Licenced practical nurse (LPN) #2 was interviewed on 11/17/21 at 9:53 a.m. She said Resident #66 was often sleepy and often preferred to be in bed. She said the resident had a silent door alarm which alerted the staff at the nursing station when her door opened. She said that the purpose of the alarm was alert staff should keep an eye out for her and make sure she and other residents were safe. She said the psychotropic medication committee met regularly and would make changes to the resident's medications as needed.
The social worker (SW) was interviewed on 11/17/21 at 2:26 p.m. She said the resident had dementia with behaviors, had a history of wandering into other residents ' rooms and could be unpredictable in aggression towards staff and other residents. She said the resident was non verbal and could not communicate her needs. She said the resident's care team had identified interventions to help soothe the resident; staff would offer the resident a weighted blanket and the bible on an audio book.

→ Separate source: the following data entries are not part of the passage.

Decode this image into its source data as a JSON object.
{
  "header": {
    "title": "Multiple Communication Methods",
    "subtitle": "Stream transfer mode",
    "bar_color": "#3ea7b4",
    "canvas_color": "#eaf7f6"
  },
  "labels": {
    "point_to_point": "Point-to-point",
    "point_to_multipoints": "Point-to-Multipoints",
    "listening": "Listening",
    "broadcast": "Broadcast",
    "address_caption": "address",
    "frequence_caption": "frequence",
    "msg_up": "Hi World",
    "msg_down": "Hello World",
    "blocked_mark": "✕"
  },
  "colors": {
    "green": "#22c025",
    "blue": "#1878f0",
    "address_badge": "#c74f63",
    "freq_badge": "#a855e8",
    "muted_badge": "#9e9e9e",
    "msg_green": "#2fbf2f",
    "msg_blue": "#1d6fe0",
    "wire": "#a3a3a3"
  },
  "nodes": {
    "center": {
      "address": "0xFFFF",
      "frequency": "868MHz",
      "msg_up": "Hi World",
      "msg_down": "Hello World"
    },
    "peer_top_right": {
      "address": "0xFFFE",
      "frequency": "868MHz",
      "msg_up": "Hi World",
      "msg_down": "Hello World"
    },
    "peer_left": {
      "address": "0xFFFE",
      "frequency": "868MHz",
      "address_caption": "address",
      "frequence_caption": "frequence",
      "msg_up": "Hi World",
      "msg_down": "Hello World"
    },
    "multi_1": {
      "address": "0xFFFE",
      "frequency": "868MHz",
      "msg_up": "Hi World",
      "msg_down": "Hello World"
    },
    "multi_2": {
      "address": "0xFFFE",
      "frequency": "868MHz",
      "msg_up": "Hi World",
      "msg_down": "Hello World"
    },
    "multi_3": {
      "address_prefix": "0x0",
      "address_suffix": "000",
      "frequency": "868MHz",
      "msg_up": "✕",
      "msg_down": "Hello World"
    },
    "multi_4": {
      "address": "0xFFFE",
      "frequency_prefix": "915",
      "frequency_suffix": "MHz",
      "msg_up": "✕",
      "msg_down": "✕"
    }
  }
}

The director of nursing (DON) was interviewed on 11/18/21 at 11:44 a.m. She said all staff received dementia training at time of hire and annually. She said Resident #66 did not communicate verbally, but staff would try to anticipate her needs. She said sometimes the staff would attempt to do activities with her. She said the facility had implemented calming person centered interventions such as playing bible scripture on audio books for her. She said the resident had a silent doorbell alarm which alerted staff when the door to her room was opened.
The facility established interventions for dementia care for the resident, however, failed to show how they implemented and measured the effectiveness of the interventions; alternatively when the resident exhibited behaviors, the facility adjusted her psychotropic medications and the resident was sedated. (cross reference to F758: unnecessary psychotropic medications).